When he became stranded for the third time, the question arose whether he had done it on purpose. Sick whales apparently sometimes beach themselves deliberately, to stay close to the surface and breathe. Whether intentional or not, scientists were blunt: Timmy was dying, they said, and there was no meaningful way to help him. The kindest thing was to let him go in peace.

Peace is the one thing Timmy isn’t getting. People waded into restricted areas, leapt from excursion boats to reach the whale, and filed court injunctions demanding rescue attempts. There were activists, real experts, false experts – and a big whale show. Every flick of his fins generated new headlines. And, of course, someone received death threats.

Enter Walter Gunz. The founder of the MediaMarktSaturn, Germany’s temple of consumer electronics, was asked by friends whether he couldn’t do something. He decided – that’s German entrepreneurship for you – to fund an ambitious plan: lift the critically ill whale on to a platform suspended between two pontoons and tow it 500-plus kilometres to the Atlantic. 

Cost? “People always think too much about money,” Gunz said. “Money is a form of energy, and you have to handle it with care.” 

Asked about the chances of success, he simply replied: “He cannot die more than once.” Gunz has a point. Left stranded, Timmy would certainly not survive. If the rescue attempt also kills him, the death toll remains at one whale. There is a certain pragmatic nobility to the position. 

What’s harder to defend is some suggestions – lurking in the frenzied public response – that experts recommending a peaceful death are callous, or uninformed, or secretly motivated by a pro-whale-death agenda. 

While I am writing this, Timmy is once again swimming, not however on pontoons and cushions prepared for him. Boats are attempting to steer him towards the open sea. In vain, so far, either because the whale is too weak, too disorientated or… if only we knew.
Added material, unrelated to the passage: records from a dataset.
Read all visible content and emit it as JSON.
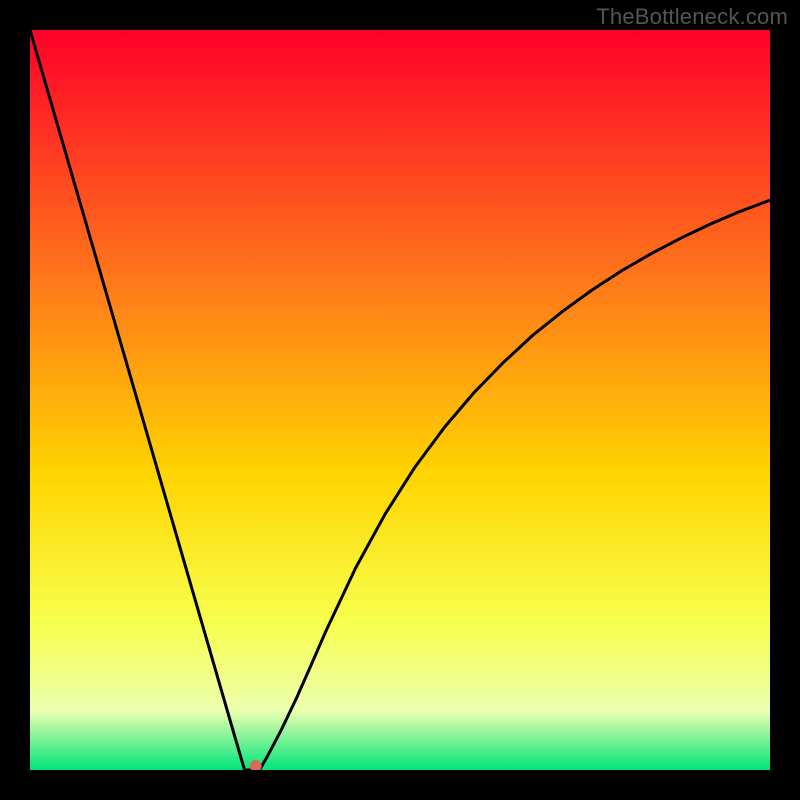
{
  "watermark": "TheBottleneck.com",
  "colors": {
    "page_bg": "#000000",
    "gradient_stops": [
      {
        "offset": "0%",
        "color": "#ff0028"
      },
      {
        "offset": "35%",
        "color": "#ff7c1a"
      },
      {
        "offset": "60%",
        "color": "#ffd400"
      },
      {
        "offset": "80%",
        "color": "#f7ff4d"
      },
      {
        "offset": "92%",
        "color": "#ecffb0"
      },
      {
        "offset": "100%",
        "color": "#00e47a"
      }
    ],
    "curve": "#000000",
    "marker": "#d66b5a"
  },
  "chart_data": {
    "type": "line",
    "title": "",
    "xlabel": "",
    "ylabel": "",
    "xlim": [
      0,
      100
    ],
    "ylim": [
      0,
      100
    ],
    "grid": false,
    "legend": false,
    "x": [
      0,
      2,
      4,
      6,
      8,
      10,
      12,
      14,
      16,
      18,
      20,
      22,
      24,
      26,
      28,
      29,
      30,
      31,
      32,
      34,
      36,
      38,
      40,
      44,
      48,
      52,
      56,
      60,
      64,
      68,
      72,
      76,
      80,
      84,
      88,
      92,
      96,
      100
    ],
    "values": [
      100,
      93.1,
      86.2,
      79.3,
      72.4,
      65.5,
      58.6,
      51.7,
      44.8,
      37.9,
      31.0,
      24.1,
      17.2,
      10.3,
      3.4,
      0,
      0,
      0,
      1.7,
      5.5,
      9.7,
      14.2,
      18.8,
      27.3,
      34.6,
      40.9,
      46.3,
      51.0,
      55.1,
      58.8,
      62.0,
      64.9,
      67.5,
      69.8,
      71.9,
      73.8,
      75.5,
      77.0
    ],
    "marker": {
      "x": 30.5,
      "y": 0
    }
  }
}
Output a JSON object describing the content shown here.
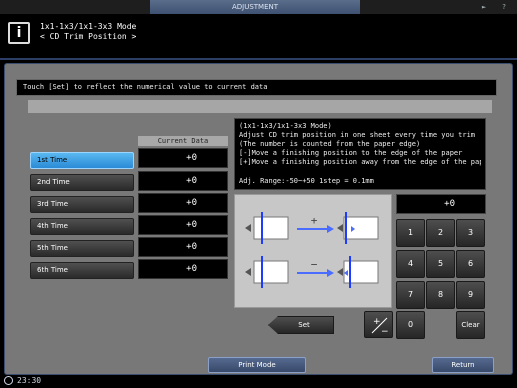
{
  "top": {
    "tab_label": "ADJUSTMENT",
    "icons": [
      "speaker-icon",
      "help-icon"
    ]
  },
  "header": {
    "mode_line1": "1x1-1x3/1x1-3x3 Mode",
    "mode_line2": "< CD Trim Position >"
  },
  "info_message": "Touch [Set] to reflect the numerical value to current data",
  "current_data_header": "Current Data",
  "times": [
    {
      "label": "1st Time",
      "value": "+0",
      "selected": true
    },
    {
      "label": "2nd Time",
      "value": "+0",
      "selected": false
    },
    {
      "label": "3rd Time",
      "value": "+0",
      "selected": false
    },
    {
      "label": "4th Time",
      "value": "+0",
      "selected": false
    },
    {
      "label": "5th Time",
      "value": "+0",
      "selected": false
    },
    {
      "label": "6th Time",
      "value": "+0",
      "selected": false
    }
  ],
  "description": {
    "lines": [
      "(1x1-1x3/1x1-3x3 Mode)",
      "Adjust CD trim position in one sheet every time you trim",
      "(The number is counted from the paper edge)",
      "[-]Move a finishing position to the edge of the paper",
      "[+]Move a finishing position away from the edge of the paper"
    ],
    "range": "Adj. Range:-50~+50 1step = 0.1mm"
  },
  "diagram": {
    "plus_sign": "+",
    "minus_sign": "−"
  },
  "keypad": {
    "display": "+0",
    "keys": [
      "1",
      "2",
      "3",
      "4",
      "5",
      "6",
      "7",
      "8",
      "9",
      "0",
      "Clear"
    ],
    "plus_minus": "+/−"
  },
  "set_label": "Set",
  "print_mode_label": "Print Mode",
  "return_label": "Return",
  "clock": "23:30",
  "colors": {
    "selected": "#3aa0e8",
    "arrow": "#4a6cff",
    "accent_line": "#1e3cff"
  }
}
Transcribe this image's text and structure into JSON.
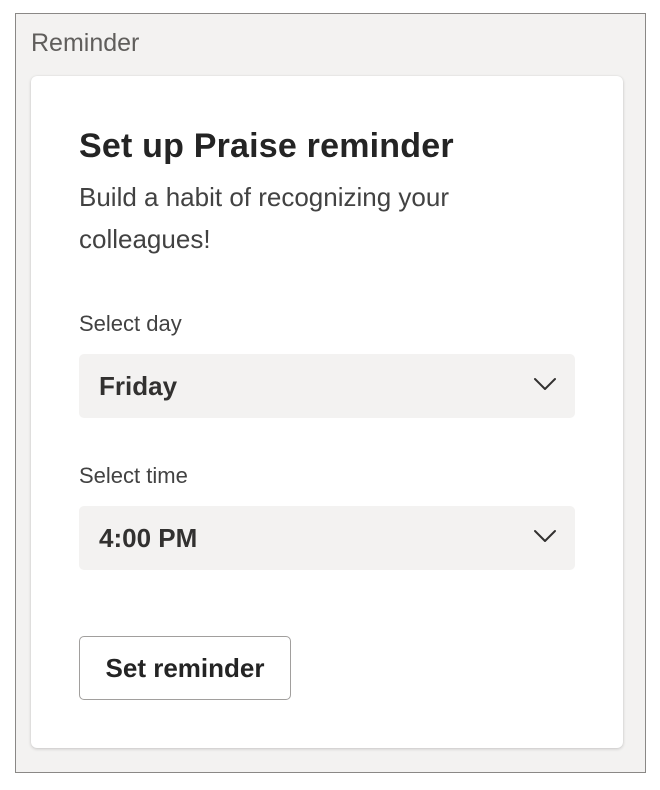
{
  "panel": {
    "title": "Reminder"
  },
  "card": {
    "title": "Set up Praise reminder",
    "subtitle": "Build a habit of recognizing your colleagues!"
  },
  "day_field": {
    "label": "Select day",
    "selected_value": "Friday"
  },
  "time_field": {
    "label": "Select time",
    "selected_value": "4:00 PM"
  },
  "actions": {
    "set_reminder_label": "Set reminder"
  },
  "icons": {
    "dropdown": "chevron-down-icon"
  },
  "colors": {
    "panel_background": "#f3f2f1",
    "card_background": "#ffffff",
    "select_background": "#f3f2f1",
    "title_text": "#242424",
    "body_text": "#424242"
  }
}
According to Greenpeace, all of this is “a massive source of stress” for him.  

But there is something rather wonderful about the fact that, in a world seemingly getting colder, convulsed by wars and economic disarray, thousands of people are worrying about a humpback whale off Poel Island. 

Empathy is not a finite resource. The fact that Timmy’s predicament moves people is not evidence of misplaced priorities. But next to his fate – which may still be undecided by the time you read this – the tragedy is that the passion being poured into Timmy’s wellbeing is so rarely directed at the conditions that may have caused his troubles: overfishing, ocean noise, drifting gear, habitat destruction. The nets that injured Timmy did not appear from nowhere. 

His cousins, the harbour porpoises – actual Baltic Sea residents – are critically endangered. Between 2016 and 2022 alone, their number in the western Baltic Sea shrank from 42,000 to 14,000. 

More marine protection zones, less industrial trawling, and acoustic devices on nets (or peals woven into them) to warn the whales’ sonic system: these would help not just one whale, but all of them.